Feel free to flame/question as appropriate. Comments inline:
#include <vector>
#include <chrono>
#include <thread>
#include <mutex>
#include <iomanip>
#include <future>
using namespace std;
//
// provide a means of serialising writing to a stream.
//
struct locker
{
locker() : _lock(mutex()) {}
static std::mutex& mutex() { static std::mutex m; return m; }
std::unique_lock<std::mutex> _lock;
};
std::ostream& operator<<(std::ostream& os, const locker& l) {
return os;
}
//
// fill in the missing work function
//
template<class T>
void print_type(const T& t) {
std::cout << locker() << hex << std::this_thread::get_id() << " : " << dec << t << std::endl;
}
// put this in your personable library.
// the standards committee really should have given us ranges by now...
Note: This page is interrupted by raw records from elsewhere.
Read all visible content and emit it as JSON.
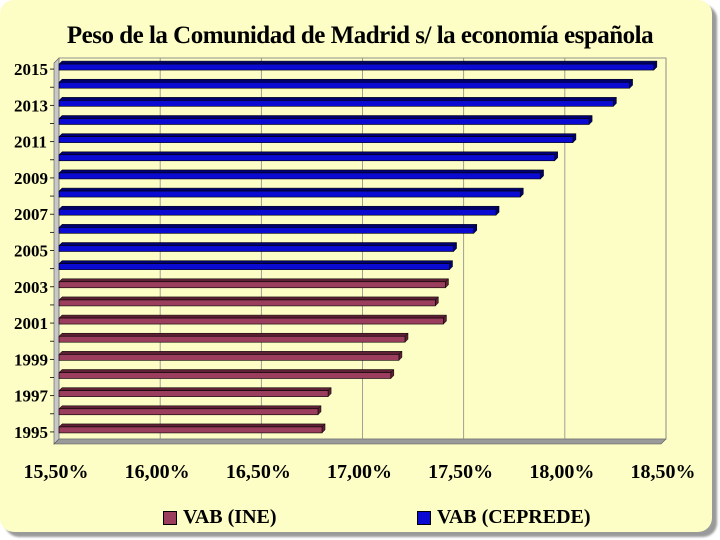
{
  "chart_data": {
    "type": "bar",
    "orientation": "horizontal",
    "title": "Peso de la Comunidad de Madrid s/ la economía española",
    "xlabel": "",
    "ylabel": "",
    "xlim": [
      15.5,
      18.5
    ],
    "x_ticks": [
      "15,50%",
      "16,00%",
      "16,50%",
      "17,00%",
      "17,50%",
      "18,00%",
      "18,50%"
    ],
    "x_tick_values": [
      15.5,
      16.0,
      16.5,
      17.0,
      17.5,
      18.0,
      18.5
    ],
    "categories": [
      "1995",
      "1996",
      "1997",
      "1998",
      "1999",
      "2000",
      "2001",
      "2002",
      "2003",
      "2004",
      "2005",
      "2006",
      "2007",
      "2008",
      "2009",
      "2010",
      "2011",
      "2012",
      "2013",
      "2014",
      "2015"
    ],
    "category_labels": [
      "1995",
      "",
      "1997",
      "",
      "1999",
      "",
      "2001",
      "",
      "2003",
      "",
      "2005",
      "",
      "2007",
      "",
      "2009",
      "",
      "2011",
      "",
      "2013",
      "",
      "2015"
    ],
    "series": [
      {
        "name": "VAB (INE)",
        "color": "#9b3d5c",
        "values": [
          16.8,
          16.78,
          16.83,
          17.14,
          17.18,
          17.21,
          17.4,
          17.36,
          17.41,
          null,
          null,
          null,
          null,
          null,
          null,
          null,
          null,
          null,
          null,
          null,
          null
        ]
      },
      {
        "name": "VAB (CEPREDE)",
        "color": "#0a0ad2",
        "values": [
          null,
          null,
          null,
          null,
          null,
          null,
          null,
          null,
          null,
          17.43,
          17.45,
          17.55,
          17.66,
          17.78,
          17.88,
          17.95,
          18.04,
          18.12,
          18.24,
          18.32,
          18.44
        ]
      }
    ],
    "grid": true,
    "legend_position": "bottom"
  }
}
template<class I1, class I2>
struct range_impl
{
range_impl(I1 i1, I2 i2) : _begin(i1), _end(i2) {};
auto begin() const { return _begin; }
auto end() const { return _end; }
I1 _begin;
I2 _end;
};
// distinct types because sometimes dissimilar iterators are comparable
template<class I1, class I2>
auto range(I1 i1, I2 i2) {
return range_impl<I1, I2>(i1, i2);
}
//
// lets make a helper function so we can auto-deduce template args
//
template<class Iterator, typename F>
auto make_for_each_block(Iterator start, Iterator end, F&& f)
{
// a lambda gives all the advantages of a function object with none
// of the boilerplate.
return [start, end, f = std::move(f)] {
cout << locker() << this_thread::get_id() << endl;
this_thread::sleep_for(chrono::seconds(1));
// let's keep loops simple. for_each is a bit old-skool.
for (auto& x : range(start, end)) {
f(x);
}
};
}
template <typename Iterator, typename F>
void for_each_par(Iterator first, Iterator last, F f)
{
if(auto size = distance(first, last))
{
std::size_t min_per_thread = 4;
std::size_t max_threads = (size + min_per_thread - 1) / min_per_thread;
std::size_t hardware_threads = thread::hardware_concurrency();
auto no_of_threads = min(max_threads, hardware_threads != 0 ? hardware_threads : 4);
auto block_size = size / no_of_threads;
// futures give us two benefits:
// 1. they automatically transmit exceptions
// 2. no need for if(joinable) join. get is sufficient
//
vector<future<void>> vf;
vf.reserve(no_of_threads - 1);
for (auto count = no_of_threads ; --count ; )
{
//
// I was thinking of refactoring this into std::generate_n but actually
// it was less readable.
//
auto end = std::next(first, block_size);
vf.push_back(async(launch::async, make_for_each_block(first, end, f)));
first = end;
}
cout << locker() << endl << "threads: " << vf.size() << " (+ main thread)" << endl;
//
// why spawn a thread for the remaining block? we may as well use this thread
//
/* auto partial_sum = */ make_for_each_block(first, last, f)();
// join the threads
// note that if the blocks returned a partial aggregate, we could combine them
// here by using the values in the futures.
for (auto& f : vf) f.get();
}
}
int main()
{
vector<int> v1 = { 1,8,12,5,4,9,20,30,40,50,10,21,34,33 };
for_each_par(v1.begin(), v1.end(), print_type<int>);
return 0;
}
sample output:
0x700000081000
0x700000104000
threads: 3 (+ main thread)
0x700000187000
0x100086000
0x700000081000 : 1
0x700000104000 : 5
0x700000187000 : 20
0x100086000 : 50
0x700000081000 : 8
0x700000104000 : 4
0x700000187000 : 30
0x100086000 : 10
0x700000081000 : 12
0x700000104000 : 9
0x700000187000 : 40
0x100086000 : 21
0x100086000 : 34
0x100086000 : 33
Program ended with exit code: 0
please explain std::move here: [start, end, f = std::move(f)] {...};
This is a welcome language feature that was made available in c++14. f = std::move(f) inside the capture block is equivalent to: decltype(f) new_f = std::move(f) except that the new variable is called f and not new_f. It allows us to std::move objects into lambdas rather than copy them.
For most function objects it won't matter - but some can large and this gives the compiler the opportunity to use a move rather than a copy if available.